GRACE further demonstrates robust reduction in attention reconstruction error across decoder layers, especially in the shallowest and deepest layers, where it shows a 30–40% relative reduction compared to THINK.
Figure 5: Reduction in reconstruction error for our method versus the THINK across decoder layers.
The computational overhead for GRACE (Time to First Token, Time per Output Token) is negligible, making it practical for real-time or large-batch inference regimes.
Practical and Theoretical Implications
GRACE's graph-theoretic pruning strategy introduces a general, training-free, and plug-and-play framework for channel-level cache compression. It can be straightforwardly combined with model-level cache sharing, quantization, or token-level caches to produce multiplicative gains in inference memory efficiency. The explicit handling of inter-channel correlations provides a template for future cache management algorithms in LLMs and other attention-based architectures.
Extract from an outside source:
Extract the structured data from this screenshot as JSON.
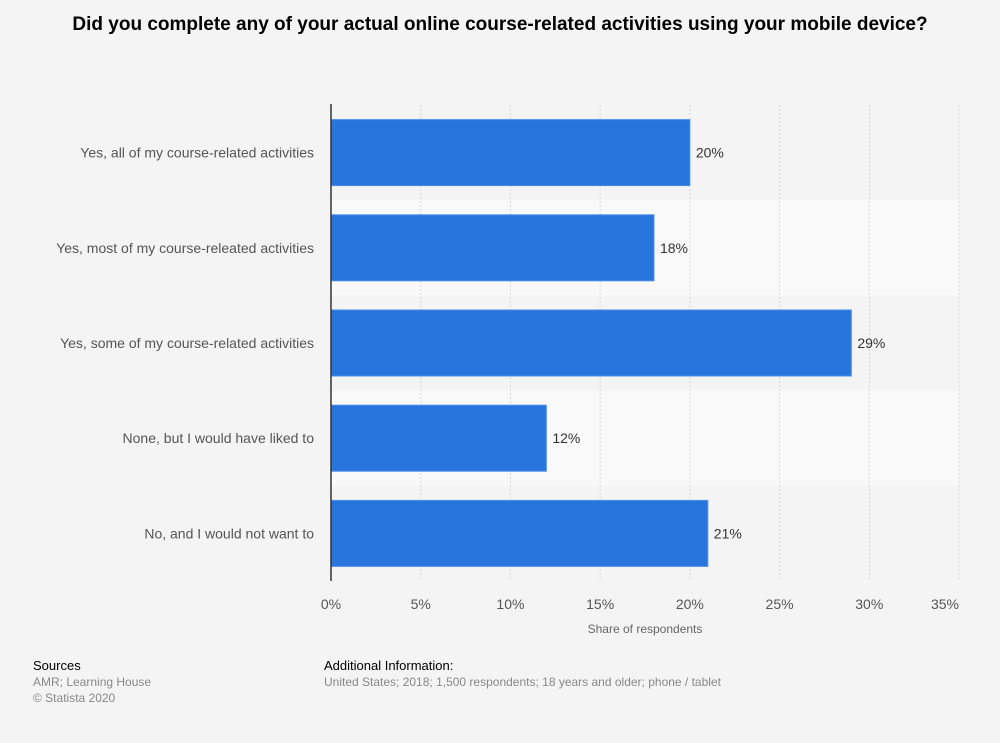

Theoretically, GRACE's insights link KV cache redundancy to second-order statistics in channel activations, aligning with broader trends in model compression emphasizing the criticality of outlier dimensions. Its greedy solution and protection mechanism suggest avenues for more sophisticated, possibly higher-order or contextual interaction modeling.
Future Directions
Potential extensions include adaptation to other cache compression domains (e.g., value caches, multi-modal attention) and integration with adaptive quantization. Further research into the dynamics of salient channel preservation during instruction-following, multi-turn dialogue, and grounding tasks could inform task-specific cache management strategies. An additional area is making the GRACE framework differentiable and amenable to end-to-end tuning.
Conclusion
GRACE presents a robust solution for KV cache compression in LLMs by explicitly encoding inter-channel dependencies and dynamically protecting salient activations. It offers substantial memory savings with minimal accuracy tradeoff, outperforming established baselines in both typical and memory-constrained settings. Its graph-based methodology and theoretical guarantees mark a significant advance in practical long-context inference for large-scale LLMs (2604.16983).